Adam Elhiraika made the comments during debate at a conference of African ministers of finance, planning and economic development in Marrakech, Morocco.
He pointed to examples from Rwanda and South Africa. While Rwanda has increased its tax collection by a commendable 6 percent of gross domestic product thanks to digital strategies, South Africa has reduced the cost of revenue collection for both the state and taxpayers by 20 percent by going virtual with the process, the report says.
Elhiraika said Africa should expect to see further success stories as more countries convert to digital methods which make it easier to access hitherto hard-to-tax domains such as agriculture, the informal sector and the digital economy itself.

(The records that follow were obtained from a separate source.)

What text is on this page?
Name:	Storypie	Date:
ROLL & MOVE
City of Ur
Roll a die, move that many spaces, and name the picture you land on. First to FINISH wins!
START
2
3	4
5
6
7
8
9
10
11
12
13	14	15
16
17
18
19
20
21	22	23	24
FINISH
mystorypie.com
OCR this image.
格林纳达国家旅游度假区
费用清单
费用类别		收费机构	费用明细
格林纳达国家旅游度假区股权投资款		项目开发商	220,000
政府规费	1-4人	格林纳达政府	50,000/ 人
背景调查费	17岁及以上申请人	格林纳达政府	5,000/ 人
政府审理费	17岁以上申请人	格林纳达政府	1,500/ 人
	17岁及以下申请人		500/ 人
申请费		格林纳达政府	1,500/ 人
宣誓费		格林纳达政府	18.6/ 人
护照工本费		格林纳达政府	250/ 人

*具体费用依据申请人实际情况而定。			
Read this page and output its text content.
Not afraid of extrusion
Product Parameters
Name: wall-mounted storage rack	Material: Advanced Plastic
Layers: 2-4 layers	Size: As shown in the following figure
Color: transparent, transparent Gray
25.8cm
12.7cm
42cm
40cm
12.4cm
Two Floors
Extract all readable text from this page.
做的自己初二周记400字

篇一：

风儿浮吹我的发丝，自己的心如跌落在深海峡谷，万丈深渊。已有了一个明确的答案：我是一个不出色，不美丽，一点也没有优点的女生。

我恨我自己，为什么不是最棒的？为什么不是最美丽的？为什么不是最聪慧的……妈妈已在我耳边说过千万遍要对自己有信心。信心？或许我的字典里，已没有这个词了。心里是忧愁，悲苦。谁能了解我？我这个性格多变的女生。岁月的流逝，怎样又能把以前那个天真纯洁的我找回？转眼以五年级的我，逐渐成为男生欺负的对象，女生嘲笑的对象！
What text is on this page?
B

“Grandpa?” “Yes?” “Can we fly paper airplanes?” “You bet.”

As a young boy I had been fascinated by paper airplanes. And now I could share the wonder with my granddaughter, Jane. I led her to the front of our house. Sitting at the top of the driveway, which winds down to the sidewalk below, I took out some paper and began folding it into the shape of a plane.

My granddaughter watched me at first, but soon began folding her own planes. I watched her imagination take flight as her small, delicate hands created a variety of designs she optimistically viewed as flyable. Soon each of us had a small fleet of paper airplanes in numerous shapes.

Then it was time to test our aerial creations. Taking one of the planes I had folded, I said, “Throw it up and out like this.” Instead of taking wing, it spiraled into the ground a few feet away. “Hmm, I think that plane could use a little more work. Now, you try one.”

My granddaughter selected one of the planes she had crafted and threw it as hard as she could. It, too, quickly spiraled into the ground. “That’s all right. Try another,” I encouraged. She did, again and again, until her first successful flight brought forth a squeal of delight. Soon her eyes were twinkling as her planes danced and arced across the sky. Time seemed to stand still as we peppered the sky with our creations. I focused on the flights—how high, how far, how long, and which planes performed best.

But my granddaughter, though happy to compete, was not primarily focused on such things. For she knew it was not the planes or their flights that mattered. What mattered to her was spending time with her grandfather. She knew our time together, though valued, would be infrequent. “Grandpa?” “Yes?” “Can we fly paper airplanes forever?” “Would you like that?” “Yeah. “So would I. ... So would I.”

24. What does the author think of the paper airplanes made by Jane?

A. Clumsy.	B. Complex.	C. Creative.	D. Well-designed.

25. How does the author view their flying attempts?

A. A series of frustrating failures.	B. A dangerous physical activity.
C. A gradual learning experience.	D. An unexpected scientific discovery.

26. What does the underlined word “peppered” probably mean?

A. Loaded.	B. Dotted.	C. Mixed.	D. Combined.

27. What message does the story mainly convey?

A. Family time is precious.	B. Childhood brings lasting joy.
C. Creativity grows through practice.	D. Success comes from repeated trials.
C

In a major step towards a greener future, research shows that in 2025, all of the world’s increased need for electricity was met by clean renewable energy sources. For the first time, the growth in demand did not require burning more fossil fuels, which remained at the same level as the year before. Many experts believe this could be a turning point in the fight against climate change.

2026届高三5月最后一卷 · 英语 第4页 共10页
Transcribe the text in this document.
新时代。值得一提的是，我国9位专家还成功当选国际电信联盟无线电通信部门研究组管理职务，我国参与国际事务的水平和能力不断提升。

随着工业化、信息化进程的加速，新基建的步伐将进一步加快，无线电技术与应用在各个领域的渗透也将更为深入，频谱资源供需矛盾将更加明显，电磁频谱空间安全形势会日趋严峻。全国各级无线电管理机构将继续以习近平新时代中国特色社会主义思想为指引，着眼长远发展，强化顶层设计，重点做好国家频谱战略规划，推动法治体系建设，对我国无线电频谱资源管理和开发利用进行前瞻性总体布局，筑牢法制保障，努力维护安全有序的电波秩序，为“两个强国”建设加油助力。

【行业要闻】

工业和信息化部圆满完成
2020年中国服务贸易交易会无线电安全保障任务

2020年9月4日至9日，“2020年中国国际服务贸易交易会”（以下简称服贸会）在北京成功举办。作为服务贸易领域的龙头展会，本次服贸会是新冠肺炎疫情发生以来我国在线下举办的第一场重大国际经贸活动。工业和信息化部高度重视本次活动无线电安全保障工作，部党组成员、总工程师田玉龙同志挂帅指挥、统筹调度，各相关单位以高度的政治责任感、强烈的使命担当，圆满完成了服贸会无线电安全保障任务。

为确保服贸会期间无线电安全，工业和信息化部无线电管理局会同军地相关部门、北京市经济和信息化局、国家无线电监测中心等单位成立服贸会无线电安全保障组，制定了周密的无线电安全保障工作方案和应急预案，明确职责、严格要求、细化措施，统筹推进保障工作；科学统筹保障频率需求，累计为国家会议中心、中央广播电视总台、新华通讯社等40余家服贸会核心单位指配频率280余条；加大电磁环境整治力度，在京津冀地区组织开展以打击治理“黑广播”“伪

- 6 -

According to the ECA, the possibilities for increasing state revenue with the use of new technologies are real, with delegates from Guinea reporting that 19 percent of their compatriots already use mobile money solutions in their regular and business transactions.
Experts said there was a need for systems to protect users of technological platforms from hackers; urging African countries to create regulatory and surveillance frameworks for cyber security.
The leader of the Moroccan team of experts at the session, Elbakkouri Aziz, said policies on the digital economy should be practical and citizen-centred.
African countries should form a common front to deal with adequately taxing multinationals, including the use of digital strategies. Senegal offered some experience on revenue collection from the informal sector.
“Local councils are best placed to tap revenue from the informal sector, and should be drafted in to do so,” said Mayacine Camara, mayor of Koungheul in Senegal.